Troisième voyage (15) — Les échos du souvenir
24 octobre 200X
Hélène Prokletý
Le tableau dans la forêt devient de plus en plus petit avant de disparaître. Emilie est plus là, elle est partie pour de bon, et moi… Je me sens bizarre. J’ai l’impression d’être ici et nulle part. Je comprends pas, c’est pas normal. Je suis dans la forêt avec Jahan, j’ai vu Emilie et …
“Si tu souhaites vivre une vie heureuse, alors prie pour ne jamais me revoir.”
Pourquoi j’arrête pas de penser à ce qu’elle a dit ? Je me sens pas bien. J’ai l’impression que j’ai oublié quelque chose de très très important. Qu’est-ce que c’est ? J’arrête pas de réfléchir, mais ça me donne mal à la tête. J’ai envie de pleurer. Pourquoi ? J’ai envie de revenir en arrière et d’arrêter Emilie. Pourquoi ? Je me sens en colère après Jahan. Pourquoi ? J’ai envie de lui faire du mal, de le disputer. Pourquoi ? J’entends un mot dans ma tête, c’est : Gangrène. Qu’est-ce que ça veut dire ?
- Ah ah ah ah ah ! ricane la peluche. Enfin, ENFIN ! J’ai détruit le duo le plus puissant de l’Univers ! Oh merci, Hélène. Tout ça, c’est grâce à toi.
Qu’est-ce que c’est ? Je vois Jahan en train de rire, d’agir comme un méchant et je me sens… Différente. Je pense différemment, je vois différemment, je ressens différemment, et pourtant, je n’arrête pas d’être en colère.
Gangrène, Gangrène, pourquoi je n’arrête pas de penser à cette personne ? Hein ?! Depuis quand c’est devenu quelqu’un ? Je pensais que c’était un mot. Maintenant que j’y repense, j’ai déjà entendu ce nom quelque part. Gangrène, Gangrène, c’était avant que je ne revois la peluche sur la route. Gangrène, Gangrène, il était dans mes dernières pensées, avant que je ne demande à mon ami d’arrêter. Gangrène, Gangrène, qui est-ce ?
“Hedera.”
C’est vrai, il m’appelait comme ça. Il ne disait pas “Hélène” comme tous les autres.
“Tout va bien ?”
“Dis-moi tout, Hedera.

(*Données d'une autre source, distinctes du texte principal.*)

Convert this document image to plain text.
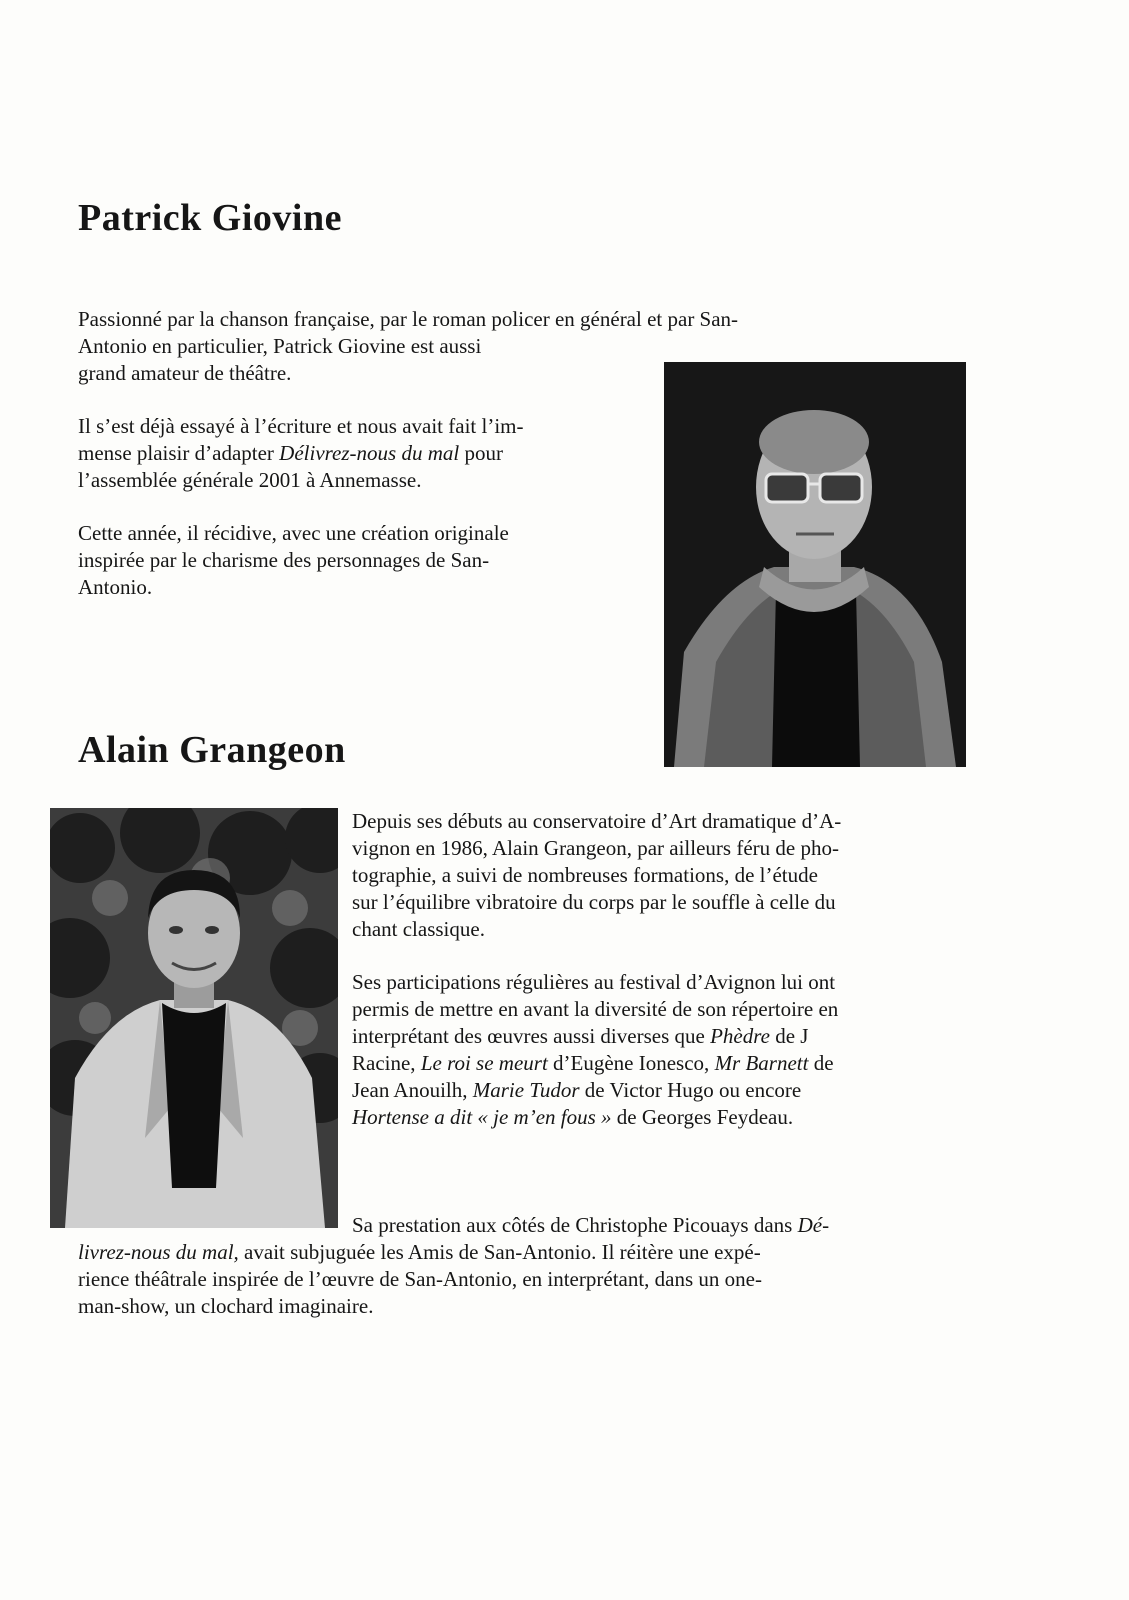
Patrick Giovine

Passionné par la chanson française, par le roman policer en général et par San-
Antonio en particulier, Patrick Giovine est aussi
grand amateur de théâtre.

Il s’est déjà essayé à l’écriture et nous avait fait l’im-
mense plaisir d’adapter Délivrez-nous du mal pour
l’assemblée générale 2001 à Annemasse.

Cette année, il récidive, avec une création originale
inspirée par le charisme des personnages de San-
Antonio.

Alain Grangeon

Depuis ses débuts au conservatoire d’Art dramatique d’A-
vignon en 1986, Alain Grangeon, par ailleurs féru de pho-
tographie, a suivi de nombreuses formations, de l’étude
sur l’équilibre vibratoire du corps par le souffle à celle du
chant classique.

Ses participations régulières au festival d’Avignon lui ont
permis de mettre en avant la diversité de son répertoire en
interprétant des œuvres aussi diverses que Phèdre de J
Racine, Le roi se meurt d’Eugène Ionesco, Mr Barnett de
Jean Anouilh, Marie Tudor de Victor Hugo ou encore
Hortense a dit « je m’en fous » de Georges Feydeau.

Sa prestation aux côtés de Christophe Picouays dans Dé-
livrez-nous du mal, avait subjuguée les Amis de San-Antonio. Il réitère une expé-
rience théâtrale inspirée de l’œuvre de San-Antonio, en interprétant, dans un one-
man-show, un clochard imaginaire.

Tu as fait un cauchemar ?”
Il s'inquiétait pour moi alors qu’on était de parfaits inconnus.
“Je te crois.”
Il me faisait confiance, peu importe le scénario que je lui présentais. Il était compréhensif et d’une grande gentillesse.
“Tu es aussi importante que moi, ce n’est pas pour rien si nous sommes un duo. S’il te plaît, ne pense plus à une telle chose.”
Il lui arrivait de hausser le ton, mais ce n’était que pour de bonnes raisons. Me faire la morale pour ne plus me mettre en danger, me reprendre lorsque je me sous-estimais. Il était vraiment un partenaire en or.
Ça y est, je m’en rappelle. De lui, de moi, de nous, de notre ennemi, de ma tristesse. Je suis ici pour le retrouver. Et jamais je n’aurais cru que mon passé me mènerait sur une telle route. Jahan, cette peluche douteuse, n’est pas seulement le criminel responsable de mon malheur passé, il l’est également pour mon présent. Si j’ai été isolée, c’est à cause de lui. Si je suis seule aujourd'hui, c’est une nouvelle fois par sa faute !
Je comprends les intentions de Taxus désormais. C’est fou de constater à quel point elle s’est métamorphosé. Elle qui semblait douce, innocente, pleine de regrets, est désormais une divinité froide et impitoyable, elle s’est littéralement métamorphosée. Est-ce une forme d’évolution, de progrès ? Et moi dans tout ça ? Je suis le fameux “joker”, un rôle qui n’a pas été expliqué, quelle est son importance ? Est-il bénéfique ? Désastreux ? Et surtout, pour quel parti ? J’aimerai lui demander, à cette peluche en lambeaux qui semble plus savante que les Sources. Mais bien sûr, j’en suis incapable. La dernière fois que j’avais interféré avec mes souvenirs, la traversée avait pris fin, sans même que je puisse obtenir des réponses.
Malgré tout, je crains de ne pas avoir d’autre choix. J’ai également eu cette situation durant le souvenir de mes douze ans. Si j’ai pu continuer ce retour, c’était grâce à ma mémoire. Malheureusement, elle m’est inutile ici, je n’ai aucune trace des événements de cette époque. J’imagine qu’il va falloir finir cette traversée et obtenir le savoir de Gaston.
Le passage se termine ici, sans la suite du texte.